Planning Project Number 2
This involves planning your outdoor projects. Gardening and Landscaping. Planting. This is fun for me but I can't start this too early then I have way tooooo big of an itch for spring. It becomes a nasty rash further leading to massive spring fever. Which can be quite painful and long. I'll let you all know when I am starting this planning.
So get planning and completing,
Monday, February 28, 2011
On to March. In like a lion out like a lamb? Or will it be In like a lamb out like a lion?
I have been worrying a lot lately! I hate it! Worry is the root of all evil for me. So I am making a worry journal today.
Instead of making mental notes. I am making written notes. Each piece of paper gets two worries. One at the top of the page and one about half way down.
I then look at each worry separately asking questions and writing down the answers.
Is there anything I can do about this?
What needs to be done? the steps?
Dates to complete steps.
Then I use this piece of paper to make notes. Say one of the steps is to "call Mary to confirm cancellation." I call and leave a message for Mary. I will put that note there, "Called Mary Left message on 2-25-2011. Follow up on 2-27-2011 if haven't heard back."
So often I go through life thinking about what needs to be done. But this really frees up my mind, so I can enjoy moments with my family or just enjoy quiet time with a quiet brain. No nagging question or looming doom! Because I know I am doing what I can and controlling the situation as best I know how. I am not procrastinating. Everything has been captured and is "in process".

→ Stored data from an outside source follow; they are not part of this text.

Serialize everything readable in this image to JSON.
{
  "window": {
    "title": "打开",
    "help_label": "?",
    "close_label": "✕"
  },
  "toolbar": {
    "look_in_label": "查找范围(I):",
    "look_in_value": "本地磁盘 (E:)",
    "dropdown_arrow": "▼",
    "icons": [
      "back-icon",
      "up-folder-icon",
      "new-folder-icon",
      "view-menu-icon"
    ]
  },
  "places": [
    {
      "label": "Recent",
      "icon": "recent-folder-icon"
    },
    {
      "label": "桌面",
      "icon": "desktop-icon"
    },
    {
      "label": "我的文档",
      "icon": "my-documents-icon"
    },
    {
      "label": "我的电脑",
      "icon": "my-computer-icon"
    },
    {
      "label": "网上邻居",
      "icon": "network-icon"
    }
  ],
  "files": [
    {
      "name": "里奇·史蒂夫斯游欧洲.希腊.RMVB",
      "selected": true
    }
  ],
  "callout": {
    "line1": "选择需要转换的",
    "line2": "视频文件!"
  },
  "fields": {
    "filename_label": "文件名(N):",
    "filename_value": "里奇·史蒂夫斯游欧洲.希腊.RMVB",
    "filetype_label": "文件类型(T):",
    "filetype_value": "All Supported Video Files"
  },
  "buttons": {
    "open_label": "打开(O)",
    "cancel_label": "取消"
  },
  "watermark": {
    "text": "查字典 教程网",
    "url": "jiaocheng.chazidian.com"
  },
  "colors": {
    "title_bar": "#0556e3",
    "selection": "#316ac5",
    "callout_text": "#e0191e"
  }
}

Okay I gotta get to work. Give this a try if you find yourself obsessing over what you should or need to do.
Sunday, February 27, 2011
Saturday, February 26, 2011
Friday, February 25, 2011
For Valentine's Day my son gave me a card. Not a Hallmark card. A handwritten card. The best kind. He gave me permission to post it on the blog. Here is what it said.
It's Valentine's Day!!! Anyways, I just wanted to say thank you. I've been through a lot in the past couple of months, and you've been there for me every step of the way. Always willing to talk or offer your experience or opinion, even though I usually didn't take it. I usually don't show enough appreciation for everything you do. I know you're doing your best to look after me. Out of this, I want you to understand these three things: I thank you from the bottom of my heart, I am deeply and truly sorry, and I love you no matter what.
Your Loving Son,
I cried. Then just about fell over when he said, "You were right about everything." I smiled and thought, can I have that in writing with your signature. Just kidding, sort of.
I love you Billy,
Thursday, February 24, 2011
50 days!! And holy crap we've got about 50 more. oh no, nuh huh! We are not going there!
No way! One day at a time. Chugging along to spring.
An odd thing that I look forward to that gives me hope for warmer weather is American Idol. What the heck does American Idol have to do with spring?
One reason I love American Idol: Although it starts in mid January, I know that the last episode will be in May. I know I can and I have watched the last couple of episodes from my deck! Oh yeah Baby it's coming. Spring is coming!
So I have a challenge: every time you write in your journal or a letter or unofficial non professional e-mail, put exclamation points wherever your first instinct tells you to. It's fun!!!!
I love exclamation points!
As I was drowning in my snow white sorrow the other day I was desperate to swim to shore before I reached the point where I didn't care. You know there are a few pivotal moments where rapid change can occur. You can be swallowed up into the blank void or you can push yourself up to rise above the drifts of despair. I have found to do this you have to physically move. Get up off the couch. Get out of bed. Leave the computer behind. (Well wait til you're done reading this post.)
One good method: BOUNCING
Yes I would like to revisit bouncing.
I have an emergency bouncing CD. It was made by a friend of my husband's that he works with. I have never met her but have heard stories about her. Apparently, my husband talks about me a lot at work. (good thing too or I might be jealous!) Enough so that she made me a CD titled by her "Girl Power". Funny that almost every song I love! Most of the songs are very appropriate for bouncing. I pull out this little gem when I am sinking.
Later today I will compile a list of songs on the CD and other bouncing songs in my repertoire.
Now bouncing is all about silly unabashed movement. Jumping, spinning, flinging your hair, shake your hips, raise your hands like you just don't care. Oh Yeah! The key here is there are no rules. Dance like a 7 year old. Then clap with the music. Loud, listen to the sound of your clap.....there is power there. It's odd sounding and I know I sound crazy but do it. Do it alone when no one is home.